IMAGEN DE LA SEMANA

Un rostro imperecedero

Máscara de Agamenón

Máscara de Agamenón

La Máscara de Agamenón en el Museo Arqueológico Nacional de Atenas.

Foto: Thanassis Stavrakis / AP Photo / Gtres

Al contemplar fijamente la Máscara de Agamenón uno corre el riesgo de que abra los ojos, tal es su realismo. El rostro del difunto se corrompe con el tiempo, sus facciones inconfundibles se alteran y desaparecen para siempre. Y ahí cumple su función la máscara funeraria: ocultando la corrupción material con un rostro imperecedero, en este caso de oro repujado. Que no se destruya la identidad del sujeto, de eso se trata, ni con el paso de los siglos ni con el paso de los milenios. La pieza ha sido fechada entre 1550 y 1500 a.C., es decir, unos trescientos años antes que el héroe mítico Agamenón, si es que realmente existió (Agamenón participó en la guerra de Troya, que los antiguos griegos situaron entre los siglos XIII y XII a.C.). La Máscara de Agamenón se denomina así por puro capricho de Heinrich Schliemann, un comerciante rico y entusiasta de la arqueología, quien parece ser que afirmó lo siguiente: "He contemplado el rostro de Agamenón". Schliemann adoraba los poemas homéricos desde la infancia y creía en la veracidad de los mismos. En 1876 excavó en Micenas, el antiguo reino de Agamenón, y halló varias tumbas principescas con sus respectivas máscaras funerarias. La denominada Máscara de Agamenón era la más elaborada y la única que lucía barba, por lo que fue asociada con el héroe griego. La aportación de Schliemann a la arqueología es incuestionable, pero aún le persigue una cierta fama de oportunista y embaucador.
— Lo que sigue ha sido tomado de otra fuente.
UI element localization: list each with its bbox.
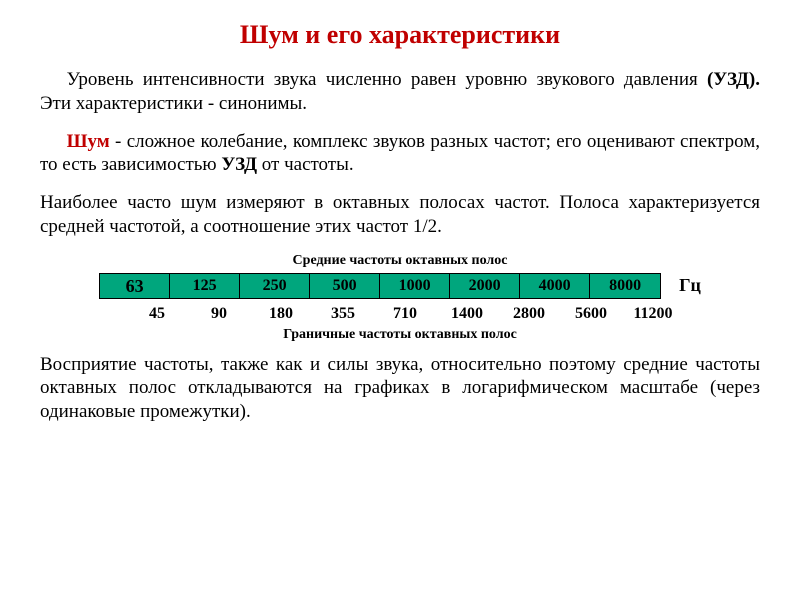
p2-uzd: УЗД [221, 154, 257, 175]
mid-freq-label: Средние частоты октавных полос [40, 253, 760, 269]
bound-freq-cell: 2800 [498, 305, 560, 323]
page-title: Шум и его характеристики [40, 20, 760, 50]
bound-freq-cell: 1400 [436, 305, 498, 323]
mid-freq-cell: 1000 [380, 274, 450, 298]
bound-freq-cell: 180 [250, 305, 312, 323]
mid-freq-cell: 250 [240, 274, 310, 298]
mid-freq-cell: 4000 [520, 274, 590, 298]
mid-freq-cell: 500 [310, 274, 380, 298]
paragraph-4: Восприятие частоты, также как и силы зву… [40, 353, 760, 424]
bound-freq-row: 45 90 180 355 710 1400 2800 5600 11200 [40, 305, 760, 323]
bound-freq-cell: 355 [312, 305, 374, 323]
mid-freq-cell: 125 [170, 274, 240, 298]
mid-freq-table: 63 125 250 500 1000 2000 4000 8000 Гц [40, 273, 760, 299]
mid-freq-cell: 8000 [590, 274, 660, 298]
p1-suffix: Эти характеристики - синонимы. [40, 93, 307, 114]
bound-freq-cell: 90 [188, 305, 250, 323]
p2-body2: от частоты. [257, 154, 354, 175]
paragraph-3: Наиболее часто шум измеряют в октавных п… [40, 191, 760, 239]
bound-freq-label: Граничные частоты октавных полос [40, 327, 760, 343]
bound-freq-cell: 45 [126, 305, 188, 323]
bound-freq-cell: 5600 [560, 305, 622, 323]
p2-body1: - сложное колебание, комплекс звуков раз… [40, 131, 760, 176]
bound-freq-cell: 11200 [622, 305, 684, 323]
p2-term: Шум [67, 131, 110, 152]
hz-unit: Гц [679, 275, 701, 296]
mid-freq-row: 63 125 250 500 1000 2000 4000 8000 [99, 273, 661, 299]
p1-acronym: (УЗД). [707, 69, 760, 90]
mid-freq-cell: 63 [100, 274, 170, 298]
paragraph-2: Шум - сложное колебание, комплекс звуков… [40, 130, 760, 178]
mid-freq-cell: 2000 [450, 274, 520, 298]
p1-prefix: Уровень интенсивности звука численно рав… [67, 69, 707, 90]
paragraph-1: Уровень интенсивности звука численно рав… [40, 68, 760, 116]
bound-freq-cell: 710 [374, 305, 436, 323]
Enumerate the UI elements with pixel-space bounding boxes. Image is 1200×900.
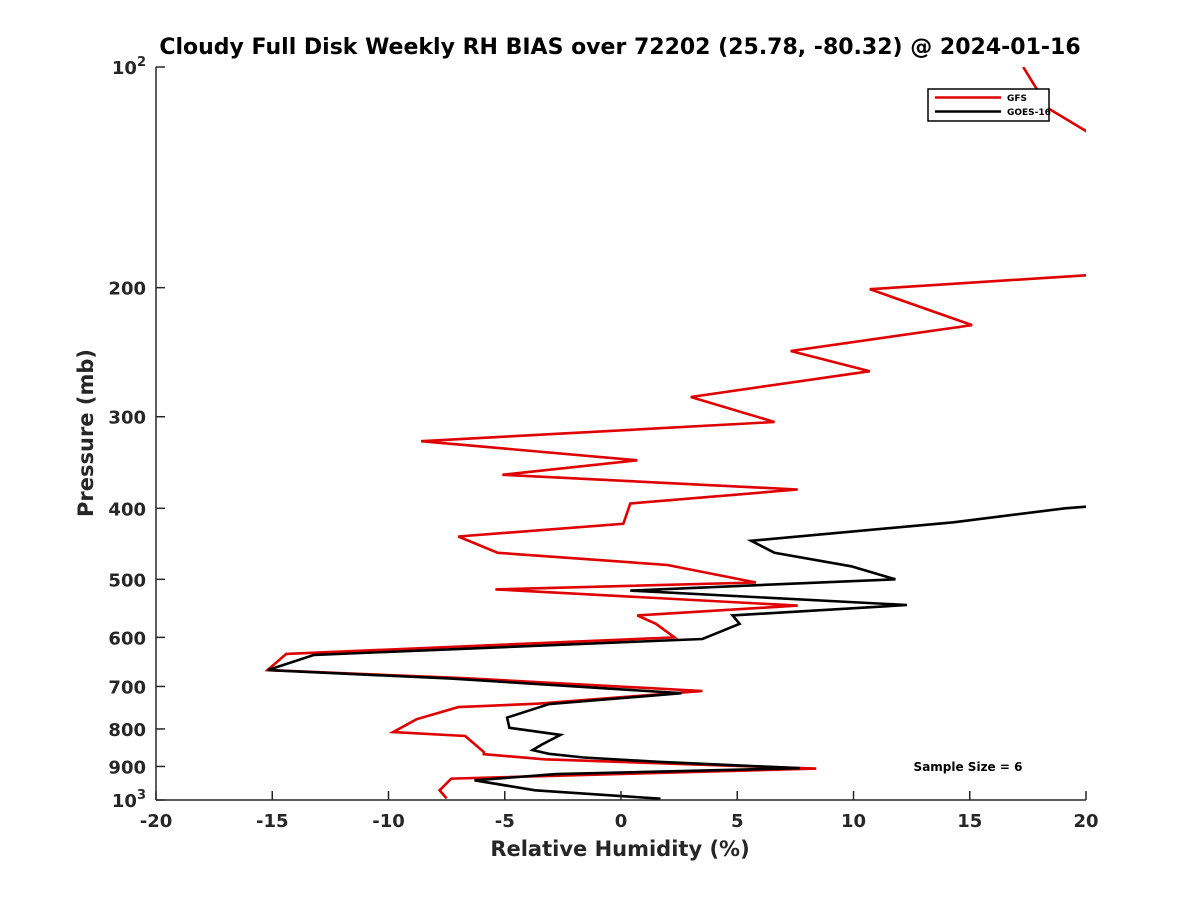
x-tick-label: -5 [495, 811, 515, 832]
legend-label-gfs: GFS [1007, 94, 1027, 104]
x-tick-label: 10 [841, 811, 866, 832]
series-line-gfs [264, 67, 1086, 800]
x-tick-label: 0 [615, 811, 628, 832]
y-tick-label: 200 [108, 279, 146, 300]
series-layer [264, 67, 1086, 800]
series-line-goes16 [267, 505, 1086, 800]
y-tick-label: 800 [108, 720, 146, 741]
axes-layer: -20 -15 -10 -5 0 5 10 15 20 102 200 300 400 500 600 700… [108, 55, 1098, 832]
x-axis-label: Relative Humidity (%) [490, 837, 749, 861]
legend-box [927, 88, 1050, 122]
sample-size-annotation: Sample Size = 6 [914, 760, 1023, 774]
y-tick-label: 300 [108, 408, 146, 429]
y-tick-label: 500 [108, 570, 146, 591]
y-tick-label: 102 [112, 55, 146, 79]
y-axis-label: Pressure (mb) [74, 349, 98, 517]
y-tick-label: 600 [108, 628, 146, 649]
legend-label-goes16: GOES-16 [1007, 108, 1051, 118]
x-tick-label: 5 [731, 811, 744, 832]
x-tick-label: 20 [1073, 811, 1098, 832]
y-tick-label: 700 [108, 677, 146, 698]
y-tick-label: 103 [112, 788, 146, 812]
y-tick-label: 900 [108, 757, 146, 778]
x-tick-label: -15 [256, 811, 289, 832]
x-tick-label: 15 [957, 811, 982, 832]
y-tick-label: 400 [108, 499, 146, 520]
x-tick-label: -10 [372, 811, 405, 832]
legend: GFS GOES-16 [927, 88, 1051, 122]
x-tick-label: -20 [140, 811, 173, 832]
chart-title: Cloudy Full Disk Weekly RH BIAS over 722… [159, 35, 1080, 60]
Incluso hay quien duda sobre la autenticidad de esta pieza, que pudo haber encargado él mismo para vanagloriarse. "Si la máscara es genuina, Schliemann es el arqueólogo más afortunado hasta Howard Carter. Si es falsa, fue un genio que engañó a los principales arqueólogos e historiadores del mundo durante más de un siglo", expresó hace años William M. Calder III, profesor de estudios clásicos en la Universidad de Illinois. Un nuevo análisis con técnicas modernas podría acabar con este dilema, pero por el momento no parece que la pieza vaya a moverse de su vitrina en el Museo Arqueológico Nacional de Atenas.